Germany’s Chancellor Olaf Scholz and Italian Prime Minister Mario Draghi publicly backed the decision, as both countries scramble to find replacements for Russian natural gas supplies they are heavily reliant on.
“Gas will be needed temporarily and that is why there may be investments that make sense, in this transition phase, and that therefore may need to be supported,” Scholz told reporters after the summit. His country has responded to Russia’s cuts by reviving coal plants and providing financing to secure gas supplies from other exporters. Similarly, Draghi said publicly on Sunday that there are short-term needs for investment in gas infrastructure “in developing countries and elsewhere.” At a news conference on a G7 investment drive in developing nations – as reported by Reuters – Draghi said it should be possible to convert such infrastructure to use hydrogen in the future.

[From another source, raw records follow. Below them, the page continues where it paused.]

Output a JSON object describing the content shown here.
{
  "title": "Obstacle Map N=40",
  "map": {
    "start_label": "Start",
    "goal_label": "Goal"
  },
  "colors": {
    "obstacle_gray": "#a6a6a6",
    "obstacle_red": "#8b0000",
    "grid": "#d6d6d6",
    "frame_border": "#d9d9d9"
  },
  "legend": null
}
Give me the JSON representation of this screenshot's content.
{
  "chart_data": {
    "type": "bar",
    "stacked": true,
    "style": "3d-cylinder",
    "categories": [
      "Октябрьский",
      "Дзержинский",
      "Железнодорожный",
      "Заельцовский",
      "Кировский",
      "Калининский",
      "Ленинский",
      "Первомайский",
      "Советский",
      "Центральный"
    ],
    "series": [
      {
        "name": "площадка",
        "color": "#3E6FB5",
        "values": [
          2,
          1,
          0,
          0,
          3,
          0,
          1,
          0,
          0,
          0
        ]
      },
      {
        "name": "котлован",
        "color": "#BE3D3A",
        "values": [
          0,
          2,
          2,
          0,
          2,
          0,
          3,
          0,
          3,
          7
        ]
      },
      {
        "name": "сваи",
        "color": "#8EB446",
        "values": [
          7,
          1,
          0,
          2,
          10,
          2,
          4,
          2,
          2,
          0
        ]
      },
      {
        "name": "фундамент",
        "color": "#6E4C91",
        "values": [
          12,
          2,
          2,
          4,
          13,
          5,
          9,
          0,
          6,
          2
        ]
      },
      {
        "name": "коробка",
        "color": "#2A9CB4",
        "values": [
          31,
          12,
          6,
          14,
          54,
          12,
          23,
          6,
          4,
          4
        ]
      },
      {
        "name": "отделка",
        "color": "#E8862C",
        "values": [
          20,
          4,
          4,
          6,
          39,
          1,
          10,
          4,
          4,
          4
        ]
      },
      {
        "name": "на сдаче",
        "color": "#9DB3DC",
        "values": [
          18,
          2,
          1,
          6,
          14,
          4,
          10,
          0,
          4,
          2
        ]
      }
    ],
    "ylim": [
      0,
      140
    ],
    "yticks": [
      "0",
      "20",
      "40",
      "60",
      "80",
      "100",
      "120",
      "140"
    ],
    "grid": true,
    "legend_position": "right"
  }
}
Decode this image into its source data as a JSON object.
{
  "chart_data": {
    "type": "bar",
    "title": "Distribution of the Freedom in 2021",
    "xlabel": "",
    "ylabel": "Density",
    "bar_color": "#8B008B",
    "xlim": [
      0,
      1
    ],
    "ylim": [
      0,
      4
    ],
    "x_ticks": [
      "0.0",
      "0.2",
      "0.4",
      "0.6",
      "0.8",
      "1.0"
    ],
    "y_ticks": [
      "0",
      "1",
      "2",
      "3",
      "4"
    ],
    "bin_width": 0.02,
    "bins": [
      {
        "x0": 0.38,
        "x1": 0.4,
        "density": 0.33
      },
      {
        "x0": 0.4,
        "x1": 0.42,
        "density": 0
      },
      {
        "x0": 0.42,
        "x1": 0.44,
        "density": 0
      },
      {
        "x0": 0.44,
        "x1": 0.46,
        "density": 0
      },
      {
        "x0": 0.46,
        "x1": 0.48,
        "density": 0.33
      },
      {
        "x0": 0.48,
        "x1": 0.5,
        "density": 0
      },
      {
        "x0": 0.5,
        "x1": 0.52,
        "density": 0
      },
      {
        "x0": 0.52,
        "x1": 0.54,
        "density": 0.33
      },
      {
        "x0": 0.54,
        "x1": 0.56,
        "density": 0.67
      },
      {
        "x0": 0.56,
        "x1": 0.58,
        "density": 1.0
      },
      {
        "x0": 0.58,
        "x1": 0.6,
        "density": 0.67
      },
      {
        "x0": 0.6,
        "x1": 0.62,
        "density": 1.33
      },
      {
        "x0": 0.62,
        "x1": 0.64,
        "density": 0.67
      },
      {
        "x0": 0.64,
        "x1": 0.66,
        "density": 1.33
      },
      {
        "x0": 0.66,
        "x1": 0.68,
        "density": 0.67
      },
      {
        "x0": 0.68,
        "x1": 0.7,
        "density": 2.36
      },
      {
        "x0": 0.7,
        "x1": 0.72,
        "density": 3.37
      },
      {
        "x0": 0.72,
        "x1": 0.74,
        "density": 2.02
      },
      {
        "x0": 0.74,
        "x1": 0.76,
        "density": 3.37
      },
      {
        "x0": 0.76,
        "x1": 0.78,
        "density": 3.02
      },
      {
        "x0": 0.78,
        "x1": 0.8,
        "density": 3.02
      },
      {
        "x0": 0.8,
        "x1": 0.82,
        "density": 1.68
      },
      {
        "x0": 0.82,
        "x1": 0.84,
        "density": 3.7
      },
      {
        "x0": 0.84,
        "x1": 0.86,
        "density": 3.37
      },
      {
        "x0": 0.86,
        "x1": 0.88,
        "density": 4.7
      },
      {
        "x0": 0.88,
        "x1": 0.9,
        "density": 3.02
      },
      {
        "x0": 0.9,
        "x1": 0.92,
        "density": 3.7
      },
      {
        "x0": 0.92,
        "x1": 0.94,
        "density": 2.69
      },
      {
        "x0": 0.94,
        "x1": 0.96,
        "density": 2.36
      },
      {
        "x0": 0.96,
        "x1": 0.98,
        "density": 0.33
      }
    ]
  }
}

Luca Bergamaschi, executive director of the climate change think tank ECCO told Bloomberg that, while there is “no backtracking from the COP26 commitment”, the ultimate proof lies in the investment choices that the G7 countries will make over the next months.
EO’s Position: The current energy crisis may be hindering the current pace of global green transition, forcing countries to step up their fossil fuel production. But there is no doubt that the only way the world will ever truly achieve energy independence is to phase out fossil fuels altogether. Thus, countries must stop fossil fuel investments as soon as possible.